You're listening to NEWS Plus Special English, I'm Mark Griffiths in Beijing.
The European Space Agency has launched its star-surveying satellite Gaia into space, hoping to produce the most accurate three-dimensional map of the Milky Way and to better understand the evolution of our galaxy.
The satellite was lifted into space from French Guiana last Thursday aboard a Russian-made Soyuz rocket.
Soon after the launch, Gaia unfurled its 10-meter, or 33-feet, circular sun shield — a crucial moment in the mission. The shield protects the spacecraft's sensitive instruments from the rays of the sun while simultaneously collecting solar energy to power the spacecraft.
When Gaia gets to the orbit, the satellite's instruments will be switched on and it will follow a unique pattern designed to keep its back always turned to the sun.
The mission's goal can be compared to the switch from two-dimensional movies to 3D. At the moment, scientists are working with a largely "flat" map of the galaxy.

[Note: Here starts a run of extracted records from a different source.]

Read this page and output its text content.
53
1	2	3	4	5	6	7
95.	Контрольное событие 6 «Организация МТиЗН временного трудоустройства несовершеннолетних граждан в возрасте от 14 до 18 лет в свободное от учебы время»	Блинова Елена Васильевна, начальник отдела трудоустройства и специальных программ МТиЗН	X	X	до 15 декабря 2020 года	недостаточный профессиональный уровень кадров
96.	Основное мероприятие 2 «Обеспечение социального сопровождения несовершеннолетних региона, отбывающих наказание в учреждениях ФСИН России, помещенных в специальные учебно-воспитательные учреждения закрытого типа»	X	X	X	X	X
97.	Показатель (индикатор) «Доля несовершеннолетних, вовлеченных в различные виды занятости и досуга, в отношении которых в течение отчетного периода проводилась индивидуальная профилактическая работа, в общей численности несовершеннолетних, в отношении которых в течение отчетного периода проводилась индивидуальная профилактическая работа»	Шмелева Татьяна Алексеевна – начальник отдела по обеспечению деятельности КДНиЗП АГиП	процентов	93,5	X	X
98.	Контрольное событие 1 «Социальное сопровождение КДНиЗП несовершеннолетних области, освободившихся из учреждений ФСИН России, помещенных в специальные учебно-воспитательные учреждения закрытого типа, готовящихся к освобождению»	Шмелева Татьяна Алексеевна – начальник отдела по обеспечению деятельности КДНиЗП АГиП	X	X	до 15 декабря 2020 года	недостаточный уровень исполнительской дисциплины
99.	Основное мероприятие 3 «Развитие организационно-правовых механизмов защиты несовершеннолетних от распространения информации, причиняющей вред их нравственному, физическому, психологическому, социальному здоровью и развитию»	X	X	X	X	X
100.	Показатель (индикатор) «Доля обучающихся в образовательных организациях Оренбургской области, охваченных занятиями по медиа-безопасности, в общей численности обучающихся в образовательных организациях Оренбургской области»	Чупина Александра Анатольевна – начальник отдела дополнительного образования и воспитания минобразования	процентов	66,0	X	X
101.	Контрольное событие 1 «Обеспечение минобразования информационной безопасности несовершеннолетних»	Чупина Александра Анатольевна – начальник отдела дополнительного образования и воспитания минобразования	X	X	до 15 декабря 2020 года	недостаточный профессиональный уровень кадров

And they want to have depth.
Researchers at the Massachusetts Institute of Technology have found a way to allow people in one place to interact with three-dimensional versions of people or objects in a different location.
MIT's Tangible Media Group calls the technology inFORM. A person in one location moves or puts an object in front of a depth-sensing camera. That camera sends signals to a motorized pin screen somewhere else and that's where the 3D image pops up. If someone on camera is moving his hands, for example, that movement would show up on the pin screen in another location.
The researchers hope the technology can eventually be used by urban planners and architects. It could also be used by doctors and others who need to look at CT scans.